Problem: You want to teach your teen to do his own laundry. He’d rather wear dirty clothes. How to proceed?
Solution: You have to sell this laundry thing as a skill, not a chore.
“This is not a pull-your-weight conversation,” said clinical psychologist Jennifer Powell-Lunder, co-author of “Teenage as a Second Language: A Parent’s Guide to Becoming Bilingual.”
“This conversation is how you think it’s terrific that he’s growing up and ready to take on more responsibilities. You’re empowering him.”
So you teach him the laundry basics and stick to your guns about his taking over. You’re not doing his laundry anymore because it’s an important skill he needs to navigate a successful life going forward. Besides, isn’t he getting a little old for his parents to be rifling through his pockets? Questioning every receipt, note and smudge they come across?
“Be prepared for him to get embarrassed,” Powell-Lunder said. “But it’s true.”
It doesn’t mean he won’t put up a fight.
“If he says, ‘I don’t care. I’m just going to wear dirty laundry,’ then your argument back is, ‘Then you’re sending me and the world a message that things are not the way they should be.’
“Laundry is what we call an ADL, an activity of daily living,” she said. “It’s related to how you present yourself to the world. Does he really want to be the kid everybody calls stinky? Does he really want to be the kid who walks into school with toothpaste stains on his shirt?”

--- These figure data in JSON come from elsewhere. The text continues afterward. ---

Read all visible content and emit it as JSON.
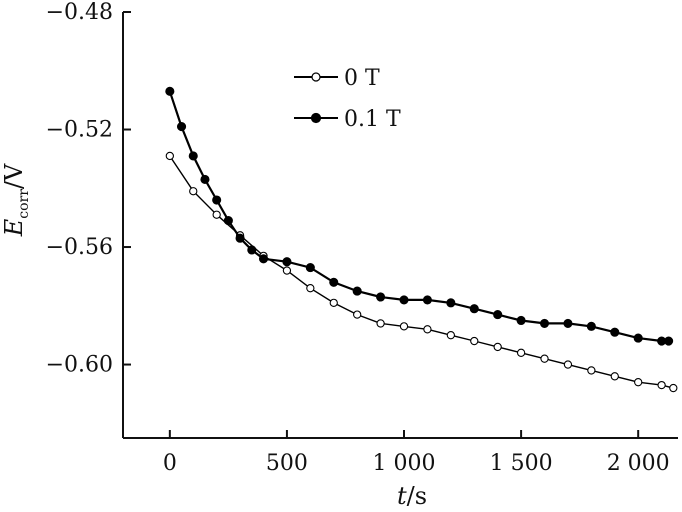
{
  "chart_data": {
    "type": "scatter",
    "xlabel": {
      "var": "t",
      "unit": "/s"
    },
    "ylabel": {
      "var": "E",
      "sub": "corr",
      "unit": "/V"
    },
    "xlim": [
      -200,
      2170
    ],
    "ylim": [
      -0.625,
      -0.48
    ],
    "xticks": [
      0,
      500,
      1000,
      1500,
      2000
    ],
    "xtick_labels": [
      "0",
      "500",
      "1 000",
      "1 500",
      "2 000"
    ],
    "yticks": [
      -0.48,
      -0.52,
      -0.56,
      -0.6
    ],
    "ytick_labels": [
      "−0.48",
      "−0.52",
      "−0.56",
      "−0.60"
    ],
    "grid": false,
    "legend_position": "top-center",
    "series": [
      {
        "name": "0 T",
        "marker": "open-circle",
        "color": "#000000",
        "x": [
          0,
          100,
          200,
          300,
          400,
          500,
          600,
          700,
          800,
          900,
          1000,
          1100,
          1200,
          1300,
          1400,
          1500,
          1600,
          1700,
          1800,
          1900,
          2000,
          2100,
          2150
        ],
        "y": [
          -0.529,
          -0.541,
          -0.549,
          -0.556,
          -0.563,
          -0.568,
          -0.574,
          -0.579,
          -0.583,
          -0.586,
          -0.587,
          -0.588,
          -0.59,
          -0.592,
          -0.594,
          -0.596,
          -0.598,
          -0.6,
          -0.602,
          -0.604,
          -0.606,
          -0.607,
          -0.608
        ]
      },
      {
        "name": "0.1 T",
        "marker": "filled-circle",
        "color": "#000000",
        "x": [
          0,
          50,
          100,
          150,
          200,
          250,
          300,
          350,
          400,
          500,
          600,
          700,
          800,
          900,
          1000,
          1100,
          1200,
          1300,
          1400,
          1500,
          1600,
          1700,
          1800,
          1900,
          2000,
          2100,
          2130
        ],
        "y": [
          -0.507,
          -0.519,
          -0.529,
          -0.537,
          -0.544,
          -0.551,
          -0.557,
          -0.561,
          -0.564,
          -0.565,
          -0.567,
          -0.572,
          -0.575,
          -0.577,
          -0.578,
          -0.578,
          -0.579,
          -0.581,
          -0.583,
          -0.585,
          -0.586,
          -0.586,
          -0.587,
          -0.589,
          -0.591,
          -0.592,
          -0.592
        ]
      }
    ]
  }
}
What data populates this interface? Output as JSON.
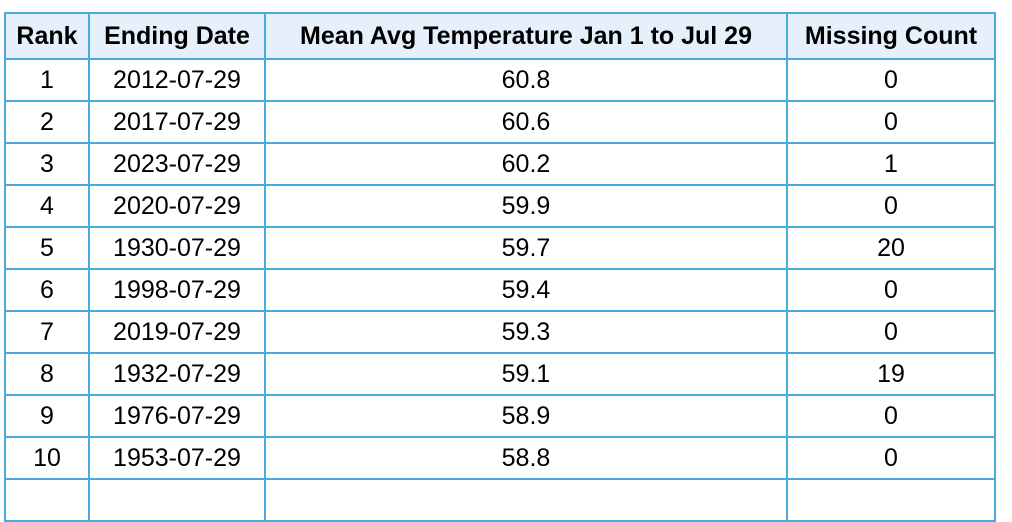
{
  "table": {
    "headers": {
      "rank": "Rank",
      "ending_date": "Ending Date",
      "mean_avg_temperature": "Mean Avg Temperature Jan 1 to Jul 29",
      "missing_count": "Missing Count"
    },
    "rows": [
      {
        "rank": "1",
        "ending_date": "2012-07-29",
        "mean_avg_temperature": "60.8",
        "missing_count": "0"
      },
      {
        "rank": "2",
        "ending_date": "2017-07-29",
        "mean_avg_temperature": "60.6",
        "missing_count": "0"
      },
      {
        "rank": "3",
        "ending_date": "2023-07-29",
        "mean_avg_temperature": "60.2",
        "missing_count": "1"
      },
      {
        "rank": "4",
        "ending_date": "2020-07-29",
        "mean_avg_temperature": "59.9",
        "missing_count": "0"
      },
      {
        "rank": "5",
        "ending_date": "1930-07-29",
        "mean_avg_temperature": "59.7",
        "missing_count": "20"
      },
      {
        "rank": "6",
        "ending_date": "1998-07-29",
        "mean_avg_temperature": "59.4",
        "missing_count": "0"
      },
      {
        "rank": "7",
        "ending_date": "2019-07-29",
        "mean_avg_temperature": "59.3",
        "missing_count": "0"
      },
      {
        "rank": "8",
        "ending_date": "1932-07-29",
        "mean_avg_temperature": "59.1",
        "missing_count": "19"
      },
      {
        "rank": "9",
        "ending_date": "1976-07-29",
        "mean_avg_temperature": "58.9",
        "missing_count": "0"
      },
      {
        "rank": "10",
        "ending_date": "1953-07-29",
        "mean_avg_temperature": "58.8",
        "missing_count": "0"
      }
    ]
  },
  "colors": {
    "border": "#4aa9de",
    "header_background": "#e6f0fa"
  }
}
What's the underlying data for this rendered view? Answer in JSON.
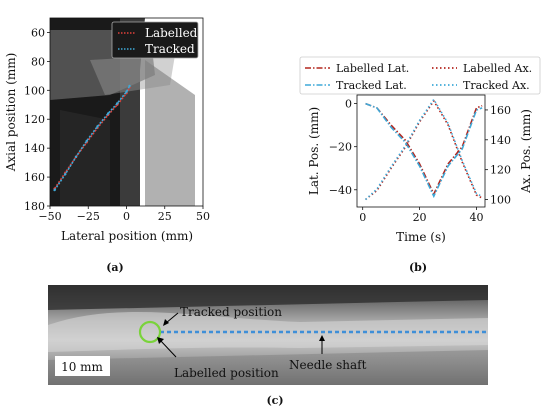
{
  "chart_data": [
    {
      "type": "scatter",
      "panel_label": "(a)",
      "xlabel": "Lateral position (mm)",
      "ylabel": "Axial position (mm)",
      "xlim": [
        -50,
        50
      ],
      "ylim": [
        180,
        50
      ],
      "xticks": [
        "−50",
        "−25",
        "0",
        "25",
        "50"
      ],
      "yticks": [
        "60",
        "80",
        "100",
        "120",
        "140",
        "160",
        "180"
      ],
      "legend": [
        "Labelled",
        "Tracked"
      ],
      "legend_placement": "top-right",
      "background": "ultrasound image",
      "series": [
        {
          "name": "Labelled",
          "color": "#e0413b",
          "x": [
            -47,
            -40,
            -33,
            -26,
            -19,
            -12,
            -6,
            0,
            2
          ],
          "y": [
            168,
            157,
            146,
            136,
            126,
            117,
            110,
            102,
            98
          ]
        },
        {
          "name": "Tracked",
          "color": "#3fa9d8",
          "x": [
            -47,
            -40,
            -33,
            -26,
            -19,
            -12,
            -6,
            0,
            2
          ],
          "y": [
            169,
            158,
            146,
            135,
            125,
            116,
            109,
            101,
            97
          ]
        }
      ]
    },
    {
      "type": "line",
      "panel_label": "(b)",
      "xlabel": "Time (s)",
      "ylabel_left": "Lat. Pos. (mm)",
      "ylabel_right": "Ax. Pos. (mm)",
      "xlim": [
        -2,
        43
      ],
      "ylim_left": [
        -48,
        4
      ],
      "ylim_right": [
        95,
        170
      ],
      "xticks": [
        "0",
        "20",
        "40"
      ],
      "yticks_left": [
        "0",
        "−20",
        "−40"
      ],
      "yticks_right": [
        "100",
        "120",
        "140",
        "160"
      ],
      "legend": [
        "Labelled Lat.",
        "Tracked Lat.",
        "Labelled Ax.",
        "Tracked Ax."
      ],
      "legend_placement": "top, outside",
      "x": [
        1,
        5,
        10,
        15,
        20,
        25,
        30,
        35,
        40,
        42
      ],
      "series": [
        {
          "name": "Labelled Lat.",
          "axis": "left",
          "color": "#b3261e",
          "style": "dashdot",
          "values": [
            0,
            -2,
            -10,
            -17,
            -28,
            -42,
            -28,
            -20,
            -2,
            -1
          ]
        },
        {
          "name": "Tracked Lat.",
          "axis": "left",
          "color": "#3fa9d8",
          "style": "dashdot",
          "values": [
            0,
            -2,
            -11,
            -18,
            -29,
            -43,
            -29,
            -21,
            -3,
            -2
          ]
        },
        {
          "name": "Labelled Ax.",
          "axis": "right",
          "color": "#b3261e",
          "style": "dotted",
          "values": [
            100,
            106,
            121,
            135,
            152,
            166,
            150,
            125,
            103,
            101
          ]
        },
        {
          "name": "Tracked Ax.",
          "axis": "right",
          "color": "#3fa9d8",
          "style": "dotted",
          "values": [
            100,
            107,
            122,
            136,
            153,
            167,
            151,
            126,
            104,
            102
          ]
        }
      ]
    },
    {
      "type": "image",
      "panel_label": "(c)",
      "annotations": [
        "Tracked position",
        "Labelled position",
        "Needle shaft"
      ],
      "scale_bar": "10 mm",
      "colors": {
        "tracked_line": "#3f8fd8",
        "labelled_circle": "#7ad33b"
      }
    }
  ]
}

This is where teenhood works to your advantage. “One of the hallmarks of adolescence is the egocentrism,” Powell-Lunder said. “That belief that the whole world is watching them. And that imaginary audience is far more powerful than anything you can say or do.”
In other words, let him wear the dirty clothes. It’s a behavior that probably won’t last long, unlike the behavior that arises from expecting others to do your dirty work, which tends to linger.